The American Hospital Association published a study that found 340B hospitals' community benefit increased significantly in 2020.

AHA Urges HRSA to Restore Policy Allowing Earlier Use of 340B Drugs in Hospital Outpatient Clinics

The American Hospital Association has asked the U.S. Health Resources and Services Administration to resume letting hospitals dispense 340B drugs at offsite clinics that have not yet appeared on the hospital’s most recently filed Medicare cost report.

AHA asked HRSA to restore its nearly three-year-old policy clarification and issue clarifying guidance “as soon as possible” in a June 5 letter. The request comes following HRSA’s abrupt decision to reverse the clarification in early May during the final days of the COVID-19 public health emergency (PHE), drawing ire from 340B hospitals.

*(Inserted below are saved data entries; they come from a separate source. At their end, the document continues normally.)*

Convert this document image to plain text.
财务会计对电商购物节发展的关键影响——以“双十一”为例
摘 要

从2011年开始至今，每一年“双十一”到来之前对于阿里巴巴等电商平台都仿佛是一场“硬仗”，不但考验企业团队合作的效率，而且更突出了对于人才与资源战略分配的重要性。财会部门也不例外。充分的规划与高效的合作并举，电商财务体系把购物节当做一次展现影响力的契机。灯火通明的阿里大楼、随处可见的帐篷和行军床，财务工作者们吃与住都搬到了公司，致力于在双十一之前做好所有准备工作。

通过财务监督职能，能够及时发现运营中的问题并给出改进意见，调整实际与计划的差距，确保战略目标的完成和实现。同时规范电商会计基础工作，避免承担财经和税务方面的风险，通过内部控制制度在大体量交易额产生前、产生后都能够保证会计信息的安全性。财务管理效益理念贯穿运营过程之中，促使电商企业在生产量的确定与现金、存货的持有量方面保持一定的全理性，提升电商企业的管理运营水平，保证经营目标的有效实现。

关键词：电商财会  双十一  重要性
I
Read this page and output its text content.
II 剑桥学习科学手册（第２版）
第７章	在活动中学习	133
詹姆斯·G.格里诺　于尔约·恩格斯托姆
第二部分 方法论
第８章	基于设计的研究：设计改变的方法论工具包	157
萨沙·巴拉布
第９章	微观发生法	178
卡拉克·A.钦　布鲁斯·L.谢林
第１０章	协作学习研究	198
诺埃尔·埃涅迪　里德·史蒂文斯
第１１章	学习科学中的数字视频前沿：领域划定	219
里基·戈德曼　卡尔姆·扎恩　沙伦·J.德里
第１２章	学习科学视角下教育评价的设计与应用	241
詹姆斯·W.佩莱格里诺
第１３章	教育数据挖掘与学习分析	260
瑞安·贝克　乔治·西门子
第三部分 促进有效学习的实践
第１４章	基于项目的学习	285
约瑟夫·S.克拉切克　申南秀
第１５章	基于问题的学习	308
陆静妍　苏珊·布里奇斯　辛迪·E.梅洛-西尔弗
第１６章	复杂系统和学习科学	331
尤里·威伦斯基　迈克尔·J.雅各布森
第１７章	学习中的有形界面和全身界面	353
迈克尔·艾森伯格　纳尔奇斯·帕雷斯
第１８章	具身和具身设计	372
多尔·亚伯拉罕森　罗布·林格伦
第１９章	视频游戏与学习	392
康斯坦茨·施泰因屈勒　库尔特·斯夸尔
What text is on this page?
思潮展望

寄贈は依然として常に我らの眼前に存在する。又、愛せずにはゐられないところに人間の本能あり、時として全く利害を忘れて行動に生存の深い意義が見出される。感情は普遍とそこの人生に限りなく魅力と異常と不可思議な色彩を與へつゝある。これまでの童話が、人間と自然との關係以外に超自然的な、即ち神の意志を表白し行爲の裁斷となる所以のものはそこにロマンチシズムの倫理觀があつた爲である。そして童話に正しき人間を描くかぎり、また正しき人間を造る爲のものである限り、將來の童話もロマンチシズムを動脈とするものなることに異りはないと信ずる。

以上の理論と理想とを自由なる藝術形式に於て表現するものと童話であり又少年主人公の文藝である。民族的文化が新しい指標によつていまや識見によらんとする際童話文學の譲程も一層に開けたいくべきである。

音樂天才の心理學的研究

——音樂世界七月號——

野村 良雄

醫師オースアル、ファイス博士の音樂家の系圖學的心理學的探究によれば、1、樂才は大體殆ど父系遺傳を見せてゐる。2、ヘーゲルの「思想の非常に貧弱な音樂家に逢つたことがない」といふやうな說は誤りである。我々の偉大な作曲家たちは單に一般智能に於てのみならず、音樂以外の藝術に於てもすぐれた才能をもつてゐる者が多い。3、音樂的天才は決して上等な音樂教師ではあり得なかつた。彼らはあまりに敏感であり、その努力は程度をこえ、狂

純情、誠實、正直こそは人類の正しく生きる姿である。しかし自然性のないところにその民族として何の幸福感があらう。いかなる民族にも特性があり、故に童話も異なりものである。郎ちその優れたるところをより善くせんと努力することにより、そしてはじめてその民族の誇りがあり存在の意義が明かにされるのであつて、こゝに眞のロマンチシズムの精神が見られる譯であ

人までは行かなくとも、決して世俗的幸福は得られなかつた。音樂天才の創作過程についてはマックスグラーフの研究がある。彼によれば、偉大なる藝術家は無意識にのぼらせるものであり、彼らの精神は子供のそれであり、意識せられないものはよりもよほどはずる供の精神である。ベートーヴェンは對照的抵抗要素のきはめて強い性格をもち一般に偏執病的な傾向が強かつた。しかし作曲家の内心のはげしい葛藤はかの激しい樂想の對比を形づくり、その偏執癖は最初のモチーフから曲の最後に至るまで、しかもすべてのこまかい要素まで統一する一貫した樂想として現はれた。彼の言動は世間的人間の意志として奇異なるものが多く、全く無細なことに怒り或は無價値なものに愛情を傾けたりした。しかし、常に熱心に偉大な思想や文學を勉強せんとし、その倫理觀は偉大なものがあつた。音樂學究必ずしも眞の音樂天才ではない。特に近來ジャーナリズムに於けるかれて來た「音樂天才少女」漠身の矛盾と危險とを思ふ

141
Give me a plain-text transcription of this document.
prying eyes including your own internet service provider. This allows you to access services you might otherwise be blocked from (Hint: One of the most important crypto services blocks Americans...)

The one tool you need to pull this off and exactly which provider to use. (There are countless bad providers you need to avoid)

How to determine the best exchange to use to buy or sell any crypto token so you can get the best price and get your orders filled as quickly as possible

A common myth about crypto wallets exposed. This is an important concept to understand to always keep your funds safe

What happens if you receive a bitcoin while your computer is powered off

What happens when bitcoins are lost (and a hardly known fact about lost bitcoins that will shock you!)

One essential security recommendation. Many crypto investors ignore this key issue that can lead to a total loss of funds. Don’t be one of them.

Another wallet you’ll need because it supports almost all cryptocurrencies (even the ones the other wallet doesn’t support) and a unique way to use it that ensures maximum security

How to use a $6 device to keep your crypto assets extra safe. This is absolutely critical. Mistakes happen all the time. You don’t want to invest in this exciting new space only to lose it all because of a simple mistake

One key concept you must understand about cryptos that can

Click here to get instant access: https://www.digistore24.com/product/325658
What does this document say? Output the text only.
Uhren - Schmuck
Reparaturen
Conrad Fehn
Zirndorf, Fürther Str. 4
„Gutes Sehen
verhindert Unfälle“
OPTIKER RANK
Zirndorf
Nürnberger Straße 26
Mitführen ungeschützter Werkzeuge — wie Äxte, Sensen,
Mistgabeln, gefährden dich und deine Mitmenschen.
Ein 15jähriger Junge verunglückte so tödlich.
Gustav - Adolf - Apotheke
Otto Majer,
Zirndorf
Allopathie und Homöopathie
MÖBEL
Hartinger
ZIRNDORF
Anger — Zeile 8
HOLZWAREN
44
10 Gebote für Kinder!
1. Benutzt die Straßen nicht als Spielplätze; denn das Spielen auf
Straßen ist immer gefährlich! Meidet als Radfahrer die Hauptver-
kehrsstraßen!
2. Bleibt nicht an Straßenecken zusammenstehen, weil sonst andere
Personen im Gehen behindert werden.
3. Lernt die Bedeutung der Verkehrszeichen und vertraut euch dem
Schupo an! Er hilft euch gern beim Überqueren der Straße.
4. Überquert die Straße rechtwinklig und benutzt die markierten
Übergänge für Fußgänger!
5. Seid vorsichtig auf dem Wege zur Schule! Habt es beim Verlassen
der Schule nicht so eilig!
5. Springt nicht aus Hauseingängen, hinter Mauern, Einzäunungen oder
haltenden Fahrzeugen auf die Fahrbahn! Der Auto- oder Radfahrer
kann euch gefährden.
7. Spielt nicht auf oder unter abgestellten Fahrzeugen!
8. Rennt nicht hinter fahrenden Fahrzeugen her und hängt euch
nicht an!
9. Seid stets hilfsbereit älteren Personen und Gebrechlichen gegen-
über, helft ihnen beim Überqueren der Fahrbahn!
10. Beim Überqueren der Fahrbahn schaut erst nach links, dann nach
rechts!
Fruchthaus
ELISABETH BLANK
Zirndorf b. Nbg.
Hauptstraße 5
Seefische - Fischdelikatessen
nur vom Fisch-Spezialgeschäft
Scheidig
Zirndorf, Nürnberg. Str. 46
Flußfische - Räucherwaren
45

In the letter to HRSA Administrator Carole Johnson, AHA stressed that HRSA’s decision to let hospitals start using 340B drugs at certain offsite locations sooner than previously allowed was not specifically tied to new authority granted under the PHE. As a result, AHA said HRSA’s recent move was an “arbitrary and unexplained policy change” that left hospital systems with significant operational and financial challenges.

HRSA told 340B Report on May 5 the policy would end when the COVID-19 public health emergency ended on May 11, nearly three years after HRSA told 340B Report the policy was “in place regardless of the COVID-19 pandemic.” Meanwhile, we also reported in May that the government’s 340B prime vendor had confirmed to an outside law firm in 2020 that the policy clarification would apply regardless of COVID-19.

Initial HRSA clarification did not cite PHE

During the COVID-19 pandemic’s first wave, HRSA noted in an FAQ on its then-new COVID-19 340B Resources webpage that “for hospitals who are unable to register their outpatient facilities because they are not yet on the most recently filed Medicare cost report, the patients of the new site may still be 340B eligible to the extent that they are patients of the covered entity.” (The COVID-19 Resources webpage is no longer available).

However, the FAQ cited HRSA’s 1996 guidance on patient definition—and not flexibilities afforded by the PHE—as the rationale for the policy clarification. As such, AHA argued that the policy clarification should not have been reversed at the end of the PHE: “Nowhere in the FAQ does it state that the 1996 guidance was no longer in effect or that the FAQ itself was a change in policy or that it was in any way tied to the PHE or a general flexibility afforded to hospitals during the pandemic.” HRSA’s 1996 guidance outlines the criteria for patients that can receive 340B drugs, but it does not specifically limit the locations where 340B drugs can be dispensed.

Because HRSA’s FAQ guidance and subsequent communications had led hospital systems to believe the policy change was permanent, AHA described the abrupt reversal as “arbitrary and unexplained.” We previously covered brewing outrage among hospital systems over HRSA’s decision in the days immediately following the announcement.   

‘Significant challenges’ for 340B hospitals

Hospitals participating in the 340B program rely on HRSA’s guidance and FAQs to inform operational decisions, including the way they categorize new outpatient clinics. As a result, AHA said unexpected changes to HRSA policies such as the recent reversal can generate “significant challenges, both operationally and financially” for hospital systems. Specifically, AHA pointed toward “unsustainable” financial losses for hospitals at a time where many providers are reeling from inflationary cost pressures and widespread drug shortages.

Prior to the FAQ published at the start of the COVID-19 pandemic, HRSA had long said that before a hospital offsite outpatient facility may be registered for 340B it must be listed as reimbursable on the hospital’s most recently filed Medicare cost report and have associated outpatient costs and charges, as outlined in 1994 340B program guidance. Hospitals have complained that under this policy it can take up to 22 months for an open and fully functioning offsite location to become 340B-qualified.

The letter closed with AHA urging HRSA to “promptly issue clarifying guidance that restores the prior policy consistent with the agency’s 1996 340B patient definition guidance,” which would then ensure hospitals can continue to purchase 340B drugs for eligible patients who have not yet been included on the hospital’s most recently filed Medicare cost report.